After September 11, 2001, Al Qaeda and one of its leaders, Osama bin Laden, became household words. News organizations monitored the organization’s every move, and the media broadcast almost daily the messages that various political groups had reportedly received from Al Qaeda. With the same brush, the media often painted Al Qaeda as a terrorist group intent on fomenting death and destruction. Through all of these events, Al Qaeda rarely had a chance to speak for itself or to let its own words be heard.
Thanks to the monumental efforts of Keppel, a professor at the Institute for Political Studies in Paris, and Milelli, his colleague at the Institute, anyone interested in Islam and in the history of Al Qaeda now has an opportunity to hear its leaders speak plainly and in detail. Drawing on numerous online sources, the editors have collected excerpts from the writings of four leaders of Al Qaeda: Osama Bin Laden, the “iconic orator”; Abdallah Azzam, the “Imam of Jihad”; Ayman Al-Zawahiri, the “veteran of Jihad”; and Abu Musab Al-Zarqawi, “Jihad in Mesopotamia.” Each section is devoted to one of the leaders and contains a short introduction to the leader’s life and work.
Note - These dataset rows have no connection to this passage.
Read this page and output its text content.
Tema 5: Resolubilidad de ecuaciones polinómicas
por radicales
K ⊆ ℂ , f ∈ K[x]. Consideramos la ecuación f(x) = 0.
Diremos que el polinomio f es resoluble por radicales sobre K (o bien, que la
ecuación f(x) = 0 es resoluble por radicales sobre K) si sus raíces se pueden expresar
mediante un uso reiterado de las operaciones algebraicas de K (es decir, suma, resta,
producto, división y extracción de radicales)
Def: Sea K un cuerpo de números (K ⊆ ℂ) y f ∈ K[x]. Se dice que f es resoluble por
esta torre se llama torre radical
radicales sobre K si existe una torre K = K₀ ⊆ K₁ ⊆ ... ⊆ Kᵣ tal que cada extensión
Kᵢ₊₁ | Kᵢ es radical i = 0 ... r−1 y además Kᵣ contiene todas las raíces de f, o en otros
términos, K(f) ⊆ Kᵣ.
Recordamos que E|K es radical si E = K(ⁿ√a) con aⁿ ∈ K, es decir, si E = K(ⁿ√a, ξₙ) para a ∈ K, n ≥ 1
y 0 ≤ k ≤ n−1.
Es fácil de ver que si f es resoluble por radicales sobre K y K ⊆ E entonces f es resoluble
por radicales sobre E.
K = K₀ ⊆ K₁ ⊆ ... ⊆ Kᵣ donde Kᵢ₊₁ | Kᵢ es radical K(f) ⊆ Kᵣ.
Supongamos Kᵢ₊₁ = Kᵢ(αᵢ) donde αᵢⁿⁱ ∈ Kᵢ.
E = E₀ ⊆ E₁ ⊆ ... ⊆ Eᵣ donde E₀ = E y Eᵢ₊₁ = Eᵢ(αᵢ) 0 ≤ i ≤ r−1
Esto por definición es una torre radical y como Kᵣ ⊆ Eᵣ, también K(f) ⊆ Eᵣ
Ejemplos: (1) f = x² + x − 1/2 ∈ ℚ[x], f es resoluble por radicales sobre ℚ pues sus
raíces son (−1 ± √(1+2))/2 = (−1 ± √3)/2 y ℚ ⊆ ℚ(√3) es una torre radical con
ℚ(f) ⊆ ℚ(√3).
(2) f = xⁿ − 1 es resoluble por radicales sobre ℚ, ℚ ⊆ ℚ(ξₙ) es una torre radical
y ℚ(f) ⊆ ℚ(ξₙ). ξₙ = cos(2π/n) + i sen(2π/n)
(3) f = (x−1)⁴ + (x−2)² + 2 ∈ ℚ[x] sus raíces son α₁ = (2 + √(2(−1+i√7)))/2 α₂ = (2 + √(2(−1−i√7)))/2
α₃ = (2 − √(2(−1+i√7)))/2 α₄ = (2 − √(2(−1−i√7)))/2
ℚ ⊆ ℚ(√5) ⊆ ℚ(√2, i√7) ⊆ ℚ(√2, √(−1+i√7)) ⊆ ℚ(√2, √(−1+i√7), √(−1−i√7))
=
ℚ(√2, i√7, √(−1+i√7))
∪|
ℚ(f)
Although much of the background information about these leaders may be widely known, their writings reveal in-depth their interpretations of Islam and its political and religious role in the world. The chapter on Bin Laden, likely the most familiar face here, for example, includes the well-known information about his wealthy family and his use of financial resources to fund his operations in Sudan and Afghanistan. In his “Declaration of Jihad Against the Americans,” Bin Laden points out that his followers “love death as much as you [Americans] love life. They have inherited honor, pride, bravery, generosity, sincerity, courage, and a spirit of sacrifice. These things are handed down from father to son, and their steadfastness in combat will show when the confrontation comes.”
Azzam’s “Join the Caravan” encourages its readers to fight, among other reasons, “so that unbelief does not win out; for fear of hellfire; to fulfill the obligation and respond to God’s call; to follow the pious ancestors’ example.”
This important collection offers a brilliant portrait of an elusive political movement that continues to change the shape of politics and religion around the world.